The IRS is making easier for taxpayers to calculate the optimal amount. On its website at www.irs.gov, you can find a withholding calculator that does all the grunt work for you. All you have to do is go through several simple steps and enter the results on Form W-4.
Who should use this nifty device? The IRS says the following taxpayers may benefit:
- Employees who would like to change their withholding to reduce their tax refund or their balance due;
- Employees whose situations are only approximated by the worksheets on the paper W-4 (e.g., anyone with concurrent jobs or couples in which both are employed; those entitled to file as Head of Household; and those with several children eligible for the Child Tax Credit); and
- Employees with non-wage income in excess of their adjustments and deductions, who would prefer to have tax on that income withheld from their paychecks rather than make periodic separate payments through the estimated tax procedures.
But the IRS adds this caveat: If you think you will be subject to the alternative minimum tax (AMT), self-employment tax or other taxes, you will probably achieve more accurate withholding results by following the instructions in Pub. 505 (Tax Withholding and Estimated Tax).
We went through the process using a hypothetical example of a joint filer with $150,000 of salary, two dependents and annual itemized deductions of $10,000. The taxpayer currently has income tax of $1,500 withheld from each monthly paycheck (i.e., $9,000 halfway through 2015).
Based on the information entered into the calculator (and absent other factors), the anticipated income tax for 2015 is $23,938. If the hypothetical taxpayer doesn’t change the current withholding arrangement, $18,000 in income tax will be withheld for 2015, leaving $5,938 due when the 2015 tax return is filed. To meet the anticipated tax liability of $23,938, the taxpayer should change the existing withholding arrangement by claiming 0 allowances and adding an extra amount of $1,469 for the balance.
This easy-to-use tool provides a bulls–eye number to target at any point during the year. Clients should be informed of its availability.

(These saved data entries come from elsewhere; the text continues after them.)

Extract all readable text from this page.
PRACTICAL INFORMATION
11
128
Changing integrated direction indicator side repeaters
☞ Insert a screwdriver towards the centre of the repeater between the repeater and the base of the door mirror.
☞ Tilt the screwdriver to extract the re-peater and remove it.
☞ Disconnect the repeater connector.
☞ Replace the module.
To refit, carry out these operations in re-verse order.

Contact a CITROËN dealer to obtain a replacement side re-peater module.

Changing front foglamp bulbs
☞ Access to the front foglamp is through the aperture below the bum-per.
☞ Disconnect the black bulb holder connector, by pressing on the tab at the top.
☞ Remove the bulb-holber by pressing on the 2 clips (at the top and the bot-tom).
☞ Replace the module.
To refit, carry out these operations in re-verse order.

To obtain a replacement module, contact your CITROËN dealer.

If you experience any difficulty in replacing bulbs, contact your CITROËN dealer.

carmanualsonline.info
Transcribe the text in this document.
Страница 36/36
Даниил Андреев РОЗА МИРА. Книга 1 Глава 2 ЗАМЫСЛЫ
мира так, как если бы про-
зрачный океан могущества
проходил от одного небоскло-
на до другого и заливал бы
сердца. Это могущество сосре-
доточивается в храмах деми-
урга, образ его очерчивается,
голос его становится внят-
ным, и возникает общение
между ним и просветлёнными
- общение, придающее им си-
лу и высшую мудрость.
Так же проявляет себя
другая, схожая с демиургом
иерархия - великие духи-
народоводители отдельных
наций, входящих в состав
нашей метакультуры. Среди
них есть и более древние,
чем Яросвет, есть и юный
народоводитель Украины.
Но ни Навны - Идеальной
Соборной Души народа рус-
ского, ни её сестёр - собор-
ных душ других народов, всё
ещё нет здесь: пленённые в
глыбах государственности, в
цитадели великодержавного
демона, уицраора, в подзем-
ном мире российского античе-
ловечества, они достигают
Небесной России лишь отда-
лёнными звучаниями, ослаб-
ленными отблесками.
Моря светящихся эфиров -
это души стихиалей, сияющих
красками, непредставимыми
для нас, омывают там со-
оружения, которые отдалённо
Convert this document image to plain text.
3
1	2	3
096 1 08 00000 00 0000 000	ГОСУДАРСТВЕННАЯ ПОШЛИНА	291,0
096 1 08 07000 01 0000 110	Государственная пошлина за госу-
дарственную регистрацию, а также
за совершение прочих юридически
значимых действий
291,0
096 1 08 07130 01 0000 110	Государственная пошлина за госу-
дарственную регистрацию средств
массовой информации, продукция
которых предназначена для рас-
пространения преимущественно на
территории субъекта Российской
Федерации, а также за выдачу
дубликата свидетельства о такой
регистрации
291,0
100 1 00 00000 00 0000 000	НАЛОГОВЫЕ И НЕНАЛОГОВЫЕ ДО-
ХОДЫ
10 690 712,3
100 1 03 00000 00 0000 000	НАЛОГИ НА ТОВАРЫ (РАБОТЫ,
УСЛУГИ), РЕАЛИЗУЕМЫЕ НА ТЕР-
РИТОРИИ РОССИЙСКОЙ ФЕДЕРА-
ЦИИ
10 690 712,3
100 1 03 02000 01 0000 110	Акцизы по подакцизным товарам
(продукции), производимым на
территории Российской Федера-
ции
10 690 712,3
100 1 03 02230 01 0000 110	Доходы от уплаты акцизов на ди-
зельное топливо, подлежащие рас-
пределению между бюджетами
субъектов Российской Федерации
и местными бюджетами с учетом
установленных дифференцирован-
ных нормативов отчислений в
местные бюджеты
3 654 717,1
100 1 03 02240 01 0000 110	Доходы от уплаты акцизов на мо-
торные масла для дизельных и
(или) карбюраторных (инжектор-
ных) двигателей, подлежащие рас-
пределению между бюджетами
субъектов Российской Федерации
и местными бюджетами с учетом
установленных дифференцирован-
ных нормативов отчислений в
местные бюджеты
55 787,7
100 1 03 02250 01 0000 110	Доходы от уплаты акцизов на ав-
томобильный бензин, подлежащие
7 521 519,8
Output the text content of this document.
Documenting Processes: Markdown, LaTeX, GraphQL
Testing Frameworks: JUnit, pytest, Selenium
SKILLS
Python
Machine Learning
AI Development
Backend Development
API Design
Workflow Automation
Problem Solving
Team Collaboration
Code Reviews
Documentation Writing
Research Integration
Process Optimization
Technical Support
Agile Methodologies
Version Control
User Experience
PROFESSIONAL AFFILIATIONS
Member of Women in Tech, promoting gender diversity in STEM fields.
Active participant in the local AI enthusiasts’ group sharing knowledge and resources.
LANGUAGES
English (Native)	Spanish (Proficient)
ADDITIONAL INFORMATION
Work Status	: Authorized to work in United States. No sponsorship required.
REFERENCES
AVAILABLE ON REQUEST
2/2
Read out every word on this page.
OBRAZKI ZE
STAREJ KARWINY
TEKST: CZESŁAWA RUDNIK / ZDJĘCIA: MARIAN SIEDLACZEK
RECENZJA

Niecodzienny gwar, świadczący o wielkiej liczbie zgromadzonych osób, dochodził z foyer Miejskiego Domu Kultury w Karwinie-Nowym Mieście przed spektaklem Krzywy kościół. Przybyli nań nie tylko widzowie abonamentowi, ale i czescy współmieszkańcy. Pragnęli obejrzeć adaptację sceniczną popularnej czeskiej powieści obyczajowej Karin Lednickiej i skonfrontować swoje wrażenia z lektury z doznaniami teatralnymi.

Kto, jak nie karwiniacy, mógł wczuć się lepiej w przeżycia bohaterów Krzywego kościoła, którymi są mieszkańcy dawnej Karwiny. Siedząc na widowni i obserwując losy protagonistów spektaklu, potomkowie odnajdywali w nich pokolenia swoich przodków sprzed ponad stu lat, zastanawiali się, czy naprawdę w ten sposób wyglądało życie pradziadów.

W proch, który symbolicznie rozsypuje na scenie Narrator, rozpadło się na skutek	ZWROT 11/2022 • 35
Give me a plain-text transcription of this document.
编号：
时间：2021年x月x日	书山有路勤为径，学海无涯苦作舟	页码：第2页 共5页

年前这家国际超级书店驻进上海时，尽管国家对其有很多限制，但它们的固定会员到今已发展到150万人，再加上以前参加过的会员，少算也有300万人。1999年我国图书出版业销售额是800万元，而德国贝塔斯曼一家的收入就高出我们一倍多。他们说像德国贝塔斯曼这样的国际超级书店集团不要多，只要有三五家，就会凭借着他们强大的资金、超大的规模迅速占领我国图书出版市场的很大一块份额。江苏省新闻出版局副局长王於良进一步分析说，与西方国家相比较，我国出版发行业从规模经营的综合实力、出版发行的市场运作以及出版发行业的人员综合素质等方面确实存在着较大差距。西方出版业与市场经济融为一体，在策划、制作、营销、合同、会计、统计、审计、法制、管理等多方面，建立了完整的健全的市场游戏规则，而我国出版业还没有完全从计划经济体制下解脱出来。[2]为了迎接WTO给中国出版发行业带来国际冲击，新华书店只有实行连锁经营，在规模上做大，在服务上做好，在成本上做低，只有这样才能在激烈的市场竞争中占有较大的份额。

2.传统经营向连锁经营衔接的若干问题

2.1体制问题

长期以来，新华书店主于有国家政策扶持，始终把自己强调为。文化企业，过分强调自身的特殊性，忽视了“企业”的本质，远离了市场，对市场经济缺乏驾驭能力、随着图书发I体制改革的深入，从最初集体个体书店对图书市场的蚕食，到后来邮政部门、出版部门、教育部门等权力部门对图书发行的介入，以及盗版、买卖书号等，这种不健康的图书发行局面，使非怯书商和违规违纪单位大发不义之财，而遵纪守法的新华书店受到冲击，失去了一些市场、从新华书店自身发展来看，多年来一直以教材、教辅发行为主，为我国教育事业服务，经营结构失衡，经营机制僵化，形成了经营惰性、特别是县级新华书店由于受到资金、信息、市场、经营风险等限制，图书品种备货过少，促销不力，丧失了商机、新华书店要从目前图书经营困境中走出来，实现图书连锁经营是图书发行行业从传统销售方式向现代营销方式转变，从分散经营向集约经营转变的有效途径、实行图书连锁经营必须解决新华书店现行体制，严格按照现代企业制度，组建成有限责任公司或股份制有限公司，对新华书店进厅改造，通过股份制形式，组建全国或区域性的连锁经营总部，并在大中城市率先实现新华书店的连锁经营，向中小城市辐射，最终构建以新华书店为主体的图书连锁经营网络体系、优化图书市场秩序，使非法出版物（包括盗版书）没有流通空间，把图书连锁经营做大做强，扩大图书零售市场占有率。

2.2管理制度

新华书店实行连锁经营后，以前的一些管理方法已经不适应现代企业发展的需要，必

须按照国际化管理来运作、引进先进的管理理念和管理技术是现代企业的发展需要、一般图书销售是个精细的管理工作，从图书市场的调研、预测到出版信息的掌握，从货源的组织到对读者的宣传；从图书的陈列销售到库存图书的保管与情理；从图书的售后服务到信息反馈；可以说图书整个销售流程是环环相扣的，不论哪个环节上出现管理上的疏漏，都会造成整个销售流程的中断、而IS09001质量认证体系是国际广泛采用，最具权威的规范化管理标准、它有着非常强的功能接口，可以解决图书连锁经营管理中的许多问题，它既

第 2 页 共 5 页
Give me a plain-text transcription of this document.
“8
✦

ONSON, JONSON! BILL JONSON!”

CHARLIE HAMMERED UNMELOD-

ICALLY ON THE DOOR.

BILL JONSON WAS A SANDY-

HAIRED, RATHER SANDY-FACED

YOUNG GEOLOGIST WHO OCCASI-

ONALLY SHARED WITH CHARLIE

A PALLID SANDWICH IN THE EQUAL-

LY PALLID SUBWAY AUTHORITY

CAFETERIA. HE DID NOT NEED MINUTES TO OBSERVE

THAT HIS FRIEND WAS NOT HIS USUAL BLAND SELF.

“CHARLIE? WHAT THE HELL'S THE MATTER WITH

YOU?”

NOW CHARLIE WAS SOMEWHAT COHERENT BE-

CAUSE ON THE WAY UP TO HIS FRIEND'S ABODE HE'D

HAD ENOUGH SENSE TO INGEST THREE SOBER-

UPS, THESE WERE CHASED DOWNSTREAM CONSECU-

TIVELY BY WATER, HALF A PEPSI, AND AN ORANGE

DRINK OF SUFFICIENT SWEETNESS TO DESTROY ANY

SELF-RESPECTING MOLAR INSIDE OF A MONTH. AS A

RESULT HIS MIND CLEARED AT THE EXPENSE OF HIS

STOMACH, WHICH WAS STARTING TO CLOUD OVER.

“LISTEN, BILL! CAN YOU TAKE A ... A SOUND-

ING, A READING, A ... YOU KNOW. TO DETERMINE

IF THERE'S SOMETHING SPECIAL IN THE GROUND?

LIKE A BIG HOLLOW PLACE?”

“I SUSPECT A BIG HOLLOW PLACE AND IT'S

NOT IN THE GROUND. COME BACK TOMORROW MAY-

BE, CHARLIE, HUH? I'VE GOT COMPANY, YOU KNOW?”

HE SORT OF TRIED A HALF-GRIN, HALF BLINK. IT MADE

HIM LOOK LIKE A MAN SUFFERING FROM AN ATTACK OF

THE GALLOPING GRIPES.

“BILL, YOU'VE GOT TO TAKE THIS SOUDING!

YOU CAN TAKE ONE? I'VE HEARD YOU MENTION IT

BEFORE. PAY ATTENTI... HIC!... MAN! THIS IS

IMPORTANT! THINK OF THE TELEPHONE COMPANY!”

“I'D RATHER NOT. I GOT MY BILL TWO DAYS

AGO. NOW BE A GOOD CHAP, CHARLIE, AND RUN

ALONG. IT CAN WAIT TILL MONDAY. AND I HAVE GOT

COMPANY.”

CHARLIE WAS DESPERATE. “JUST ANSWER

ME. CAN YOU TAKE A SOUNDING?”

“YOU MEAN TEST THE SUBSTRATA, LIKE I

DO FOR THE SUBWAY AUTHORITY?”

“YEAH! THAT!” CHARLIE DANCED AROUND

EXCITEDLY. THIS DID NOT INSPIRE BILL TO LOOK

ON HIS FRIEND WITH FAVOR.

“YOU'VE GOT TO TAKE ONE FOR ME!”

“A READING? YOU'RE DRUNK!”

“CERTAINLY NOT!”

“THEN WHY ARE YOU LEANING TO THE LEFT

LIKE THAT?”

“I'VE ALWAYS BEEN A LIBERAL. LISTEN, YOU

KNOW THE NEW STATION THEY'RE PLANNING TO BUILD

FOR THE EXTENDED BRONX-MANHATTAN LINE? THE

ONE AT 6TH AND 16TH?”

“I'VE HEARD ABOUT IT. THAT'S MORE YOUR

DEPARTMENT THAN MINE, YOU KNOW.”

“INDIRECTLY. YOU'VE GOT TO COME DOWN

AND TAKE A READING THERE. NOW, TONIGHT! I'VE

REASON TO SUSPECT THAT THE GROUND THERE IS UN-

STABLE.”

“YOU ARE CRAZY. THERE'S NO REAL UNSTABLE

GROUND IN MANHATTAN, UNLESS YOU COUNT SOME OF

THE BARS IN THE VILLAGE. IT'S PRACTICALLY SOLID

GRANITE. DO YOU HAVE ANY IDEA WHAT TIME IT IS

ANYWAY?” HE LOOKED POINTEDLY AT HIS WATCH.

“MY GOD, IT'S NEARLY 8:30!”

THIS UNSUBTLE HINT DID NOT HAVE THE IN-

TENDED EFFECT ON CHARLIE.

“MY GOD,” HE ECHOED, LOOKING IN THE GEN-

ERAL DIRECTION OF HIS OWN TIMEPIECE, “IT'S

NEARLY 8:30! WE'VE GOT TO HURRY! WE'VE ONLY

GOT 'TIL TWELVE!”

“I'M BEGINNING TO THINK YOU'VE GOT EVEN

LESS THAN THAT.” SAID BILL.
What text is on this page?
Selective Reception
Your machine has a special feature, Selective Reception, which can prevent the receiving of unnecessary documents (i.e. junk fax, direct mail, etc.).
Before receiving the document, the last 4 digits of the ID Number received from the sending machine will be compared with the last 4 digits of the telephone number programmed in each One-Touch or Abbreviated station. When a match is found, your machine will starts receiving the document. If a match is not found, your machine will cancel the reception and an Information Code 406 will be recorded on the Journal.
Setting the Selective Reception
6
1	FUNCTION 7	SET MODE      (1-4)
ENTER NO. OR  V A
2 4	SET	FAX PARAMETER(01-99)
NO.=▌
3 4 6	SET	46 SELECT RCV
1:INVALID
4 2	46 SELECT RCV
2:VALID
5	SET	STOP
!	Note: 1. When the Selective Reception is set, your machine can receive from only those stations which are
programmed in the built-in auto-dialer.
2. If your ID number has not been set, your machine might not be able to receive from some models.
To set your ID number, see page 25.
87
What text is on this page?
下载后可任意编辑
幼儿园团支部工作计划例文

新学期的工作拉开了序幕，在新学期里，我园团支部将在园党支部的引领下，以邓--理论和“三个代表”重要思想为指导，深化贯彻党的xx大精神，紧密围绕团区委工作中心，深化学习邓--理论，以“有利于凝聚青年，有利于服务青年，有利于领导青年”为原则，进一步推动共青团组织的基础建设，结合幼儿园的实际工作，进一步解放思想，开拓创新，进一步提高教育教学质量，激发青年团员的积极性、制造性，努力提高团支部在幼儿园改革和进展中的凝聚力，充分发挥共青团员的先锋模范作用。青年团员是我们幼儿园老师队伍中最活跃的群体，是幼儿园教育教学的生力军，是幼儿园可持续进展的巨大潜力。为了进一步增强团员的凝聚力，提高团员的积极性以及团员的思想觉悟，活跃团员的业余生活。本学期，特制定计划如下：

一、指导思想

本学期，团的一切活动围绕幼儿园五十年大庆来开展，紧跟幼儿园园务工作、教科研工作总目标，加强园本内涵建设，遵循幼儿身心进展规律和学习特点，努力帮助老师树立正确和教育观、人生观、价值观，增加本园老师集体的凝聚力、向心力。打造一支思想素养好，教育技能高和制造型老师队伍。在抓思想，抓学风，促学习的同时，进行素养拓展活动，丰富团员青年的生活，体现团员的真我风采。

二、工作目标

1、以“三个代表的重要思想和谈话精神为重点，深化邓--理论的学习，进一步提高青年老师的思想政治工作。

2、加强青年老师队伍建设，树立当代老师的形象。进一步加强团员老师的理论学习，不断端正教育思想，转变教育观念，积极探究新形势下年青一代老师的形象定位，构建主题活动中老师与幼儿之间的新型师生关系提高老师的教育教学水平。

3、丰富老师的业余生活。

Of course, some clients may prefer to overwithhold during the year and benefit from a refund each tax return season, even though this is effectively giving the government interest-free use of their funds. They might consider this to be a forced method of saving that works for them. Those taxpayers can choose to stick with their current withholding setup, but the calculator can still be used to quantify the expected refund.